Key Takeaways for the Exam
- Categorical criteria and per-severity examples, never "be conservative."
- Few-shot for ambiguity, format, and structural variety; show the why, not just the answer.
- tool_use schemas kill syntax errors, not semantic ones; nullable fields prevent fabrication.
- Retry fixes format problems, never missing information.
- Batch = 50% off, ≤24h, no SLA, no multi-turn tools,
custom_idcorrelation — never for blocking checks. - Independent instance for review; per-file + integration passes for large PRs.
Next: Lesson 6 — Context Management & Reliability
Frequently Asked Questions
What is the most reliable way to get schema-compliant JSON from Claude?
Define a tool whose input schema is the output structure you want, and read the data out of the model's tool_use block. This eliminates the entire class of JSON syntax errors — no trailing commas, no markdown fences, no unquoted keys. What it cannot do is guarantee semantic correctness: values can be schema-valid and still wrong, which is why designs like calculated_total alongside stated_total with a conflict flag exist. Prompt-level "return only valid JSON" instructions reduce but never eliminate failures.

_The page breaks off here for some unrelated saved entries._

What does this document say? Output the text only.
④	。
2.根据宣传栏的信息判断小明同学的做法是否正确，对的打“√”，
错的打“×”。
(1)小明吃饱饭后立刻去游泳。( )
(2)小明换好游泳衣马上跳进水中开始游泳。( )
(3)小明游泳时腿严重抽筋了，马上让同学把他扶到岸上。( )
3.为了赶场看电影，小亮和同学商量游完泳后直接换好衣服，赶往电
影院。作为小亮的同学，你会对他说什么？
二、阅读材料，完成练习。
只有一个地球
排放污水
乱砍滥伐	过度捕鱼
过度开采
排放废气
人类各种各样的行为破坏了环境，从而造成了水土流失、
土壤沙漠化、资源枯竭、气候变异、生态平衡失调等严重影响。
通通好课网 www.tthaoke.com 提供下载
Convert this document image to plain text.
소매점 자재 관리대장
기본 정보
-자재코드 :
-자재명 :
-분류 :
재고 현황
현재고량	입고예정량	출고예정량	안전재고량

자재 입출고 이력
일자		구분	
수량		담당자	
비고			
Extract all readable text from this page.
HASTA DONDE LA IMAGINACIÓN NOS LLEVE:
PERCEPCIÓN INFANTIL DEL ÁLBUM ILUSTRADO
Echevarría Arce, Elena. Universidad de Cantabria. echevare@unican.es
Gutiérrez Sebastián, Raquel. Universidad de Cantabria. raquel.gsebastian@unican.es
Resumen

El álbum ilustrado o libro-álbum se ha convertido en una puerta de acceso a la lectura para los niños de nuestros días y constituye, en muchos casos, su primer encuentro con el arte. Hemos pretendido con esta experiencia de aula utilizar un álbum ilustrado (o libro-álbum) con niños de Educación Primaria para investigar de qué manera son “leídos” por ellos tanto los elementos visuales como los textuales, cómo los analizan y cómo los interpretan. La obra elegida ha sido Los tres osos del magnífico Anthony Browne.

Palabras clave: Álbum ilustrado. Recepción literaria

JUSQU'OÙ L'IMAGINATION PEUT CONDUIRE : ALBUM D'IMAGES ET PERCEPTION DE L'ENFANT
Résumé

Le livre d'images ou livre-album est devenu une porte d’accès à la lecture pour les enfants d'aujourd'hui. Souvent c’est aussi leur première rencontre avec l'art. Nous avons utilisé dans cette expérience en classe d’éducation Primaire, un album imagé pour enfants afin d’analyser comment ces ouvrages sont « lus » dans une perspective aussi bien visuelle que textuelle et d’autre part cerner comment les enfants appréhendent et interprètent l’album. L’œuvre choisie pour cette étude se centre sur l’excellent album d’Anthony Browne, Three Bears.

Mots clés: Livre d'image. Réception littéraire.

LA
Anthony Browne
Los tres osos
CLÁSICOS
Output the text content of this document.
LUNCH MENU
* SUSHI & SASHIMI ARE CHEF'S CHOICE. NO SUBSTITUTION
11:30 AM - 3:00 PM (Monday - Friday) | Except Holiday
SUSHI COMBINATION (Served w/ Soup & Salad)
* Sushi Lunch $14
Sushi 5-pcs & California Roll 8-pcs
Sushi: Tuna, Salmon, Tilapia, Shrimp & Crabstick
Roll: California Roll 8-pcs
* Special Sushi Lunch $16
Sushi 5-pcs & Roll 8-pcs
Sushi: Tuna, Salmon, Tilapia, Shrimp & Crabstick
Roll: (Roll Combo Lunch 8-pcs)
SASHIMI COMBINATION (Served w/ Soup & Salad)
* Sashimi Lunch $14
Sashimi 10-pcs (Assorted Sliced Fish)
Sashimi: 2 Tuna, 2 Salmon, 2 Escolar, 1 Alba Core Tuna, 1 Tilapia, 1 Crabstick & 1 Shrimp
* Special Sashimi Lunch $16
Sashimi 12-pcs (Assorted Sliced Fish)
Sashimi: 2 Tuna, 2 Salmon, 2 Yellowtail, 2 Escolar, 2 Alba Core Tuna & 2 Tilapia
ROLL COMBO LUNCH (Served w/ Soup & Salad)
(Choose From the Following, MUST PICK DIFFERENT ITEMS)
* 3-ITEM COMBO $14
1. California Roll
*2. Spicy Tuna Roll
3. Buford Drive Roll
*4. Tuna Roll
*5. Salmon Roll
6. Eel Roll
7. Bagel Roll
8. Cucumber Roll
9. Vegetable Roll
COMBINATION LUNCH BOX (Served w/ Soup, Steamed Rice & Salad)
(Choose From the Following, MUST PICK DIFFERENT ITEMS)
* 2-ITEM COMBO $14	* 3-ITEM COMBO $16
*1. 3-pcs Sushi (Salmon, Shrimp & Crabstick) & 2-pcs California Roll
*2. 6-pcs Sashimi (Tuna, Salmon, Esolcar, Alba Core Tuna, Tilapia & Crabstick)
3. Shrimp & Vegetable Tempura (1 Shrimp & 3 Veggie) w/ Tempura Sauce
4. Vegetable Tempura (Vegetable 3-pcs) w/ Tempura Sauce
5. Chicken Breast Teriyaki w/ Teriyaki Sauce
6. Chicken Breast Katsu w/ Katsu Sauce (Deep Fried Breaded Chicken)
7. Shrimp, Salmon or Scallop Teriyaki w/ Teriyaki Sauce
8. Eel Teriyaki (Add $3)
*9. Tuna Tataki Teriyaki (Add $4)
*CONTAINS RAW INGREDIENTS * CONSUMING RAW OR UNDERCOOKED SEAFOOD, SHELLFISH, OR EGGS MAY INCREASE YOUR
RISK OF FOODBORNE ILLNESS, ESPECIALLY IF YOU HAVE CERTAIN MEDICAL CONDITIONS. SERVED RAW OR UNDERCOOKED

Why should extraction schema fields be nullable?
Because a required field is an order the model will follow even when it shouldn't. If vendor_tax_id is required and the invoice has no tax ID, the model must put something there to satisfy the schema — so it fabricates a plausible value. Making fields that may be absent nullable (or optional) lets the model tell the truth. On the exam, any scenario describing fabricated values in specific fields almost always resolves to this schema fix, not to prompt warnings against hallucination.
When is the Message Batches API appropriate?
For workloads where nobody is waiting: overnight technical-debt reports, weekly audits, bulk document extraction with a next-day SLA. You get 50% cost savings in exchange for up to 24-hour processing with no latency guarantee, and batched requests cannot do multi-turn tool calling. That trade is never acceptable for blocking workflows like pre-merge checks — "batches usually finish faster" is explicitly a wrong answer. Use custom_id on every request so failures can be identified and resubmitted individually.